While some might think this indicates a possible recession may indeed occur, Dudak does not believe this is the case.
“[I]It’s almost impossible to estimate how weak earnings will be in 2023,” Dudak writes, “given a combination of interest rate increases by the Fed and a weak consumer. But to price in a recession, the EPS estimate would need to be lowered by at least another 5 percentage points.”
“A 10% drop in corporate earnings is an ‘average’ during a recession,” she wrote.
Sales may be up, but a drop in volume could be more telling
While S&P 500 companies are expected to report lower earnings than they did last year, the current blend growth estimate for sales is 3.8%. Although this is down from the estimated 6.3% growth rate on September 30 and would be the slowest growth in two years, it is still positive at least. Or is it really?
The dollar amount of sales a company reports is a function of the number of products sold, or the volume, and the price at which the product is sold. And there is reason to believe that while sales may be showing growth, many companies may be selling fewer products.
This was the case for two of the first S&P 500 reporters.
Conagra Brands Inc. CAG,
With food brands including Hunt’s, Duncan Hines, Slim Jim and Birds Eye, earlier this month reported sales for the November-ending quarter that were up 8.3% from a year ago to $3.31 billion, enough to beat the FactSet consensus. by 1.1%.

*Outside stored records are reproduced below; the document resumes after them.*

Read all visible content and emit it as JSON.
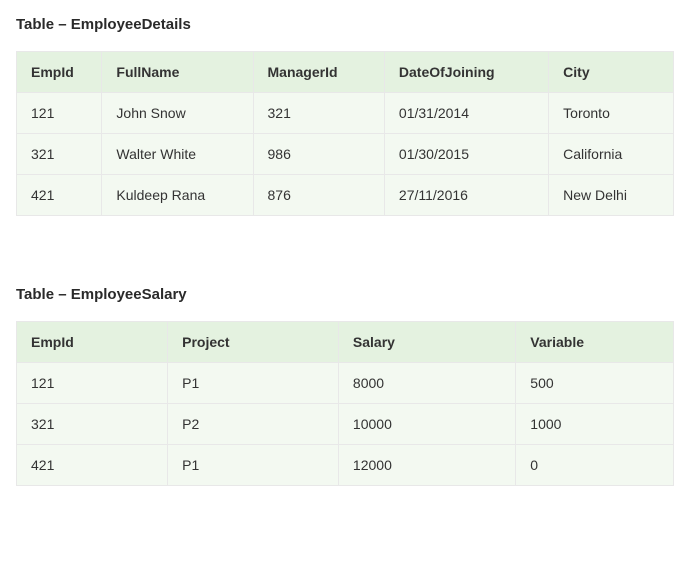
{
  "table1": {
    "title": "Table – EmployeeDetails",
    "columns": [
      "EmpId",
      "FullName",
      "ManagerId",
      "DateOfJoining",
      "City"
    ],
    "col_widths": [
      "13%",
      "23%",
      "20%",
      "25%",
      "19%"
    ],
    "rows": [
      [
        "121",
        "John Snow",
        "321",
        "01/31/2014",
        "Toronto"
      ],
      [
        "321",
        "Walter White",
        "986",
        "01/30/2015",
        "California"
      ],
      [
        "421",
        "Kuldeep Rana",
        "876",
        "27/11/2016",
        "New Delhi"
      ]
    ]
  },
  "table2": {
    "title": "Table – EmployeeSalary",
    "columns": [
      "EmpId",
      "Project",
      "Salary",
      "Variable"
    ],
    "col_widths": [
      "23%",
      "26%",
      "27%",
      "24%"
    ],
    "rows": [
      [
        "121",
        "P1",
        "8000",
        "500"
      ],
      [
        "321",
        "P2",
        "10000",
        "1000"
      ],
      [
        "421",
        "P1",
        "12000",
        "0"
      ]
    ]
  },
  "colors": {
    "header_bg": "#e4f2e0",
    "row_bg": "#f3f9f1",
    "border": "#e8e8e8",
    "text": "#333333",
    "title": "#2a2a2a"
  }
}
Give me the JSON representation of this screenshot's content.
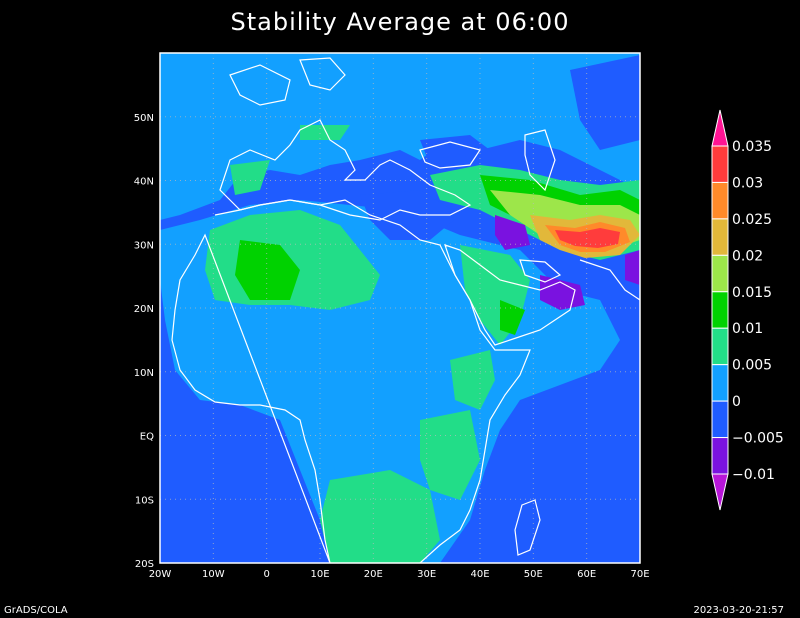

This growth came despite a decrease of 8.4% in volume, because The company raised the selling price of its product by 17%..
and Lamb Weston Holdings Inc. LW, Frozen Potato Products Manufacturer,
It reported sales for the same quarter that jumped 26.8% from a year ago, beating expectations of 11.2%, according to FactSet.
But this increase was only because price mix rose 30% to make up for a 3% decrease in volume.
COGS can be a major factor, as moderation can boost margins and profits
Since inflation started to rise, one of the key items to watch on a company’s balance sheet has been the cost of goods sold (COGS), sometimes called cost of sales. This is because if cost of goods sold rises more than sales, so does gross profit margins, which means the company makes less profit on each product sold.
Gross margin is reported as a percentage. To get this percentage, you must first subtract the cost of goods sold from sales to get the gross profit. Gross margin is gross profit divided by sales.
For ConAgra, cost of goods sold rose just 3.8%, or less than half of the sales growth, to $2.39 billion. Gross margin improved to 27.8% from 24.7%.
The company’s CEO, Sean Connolly, said the relationship between sales and COGS had reached an “important inflection point” to flip the gross margin story to one of recovery from stress.
For Lamb Weston, cost of goods sold increased just 11.7%, well less than half of the sales growth, as gross profit margin expanded to 29.9% from 20.4%.
In a sign that slowing cost of goods sold growth could become a broader trend, is the latest consumer inflation data Prices showed a 0.1% decline in December, while annual inflation fell to 6.5% from 7.1%, far from a 40-year peak of 9.1% last summer.
Even if analysts didn’t cut earnings estimates enough to match How slow the economy might have been At the end of last year, a larger-than-expected decline in COGS inflation could keep the market in favor of the bulls.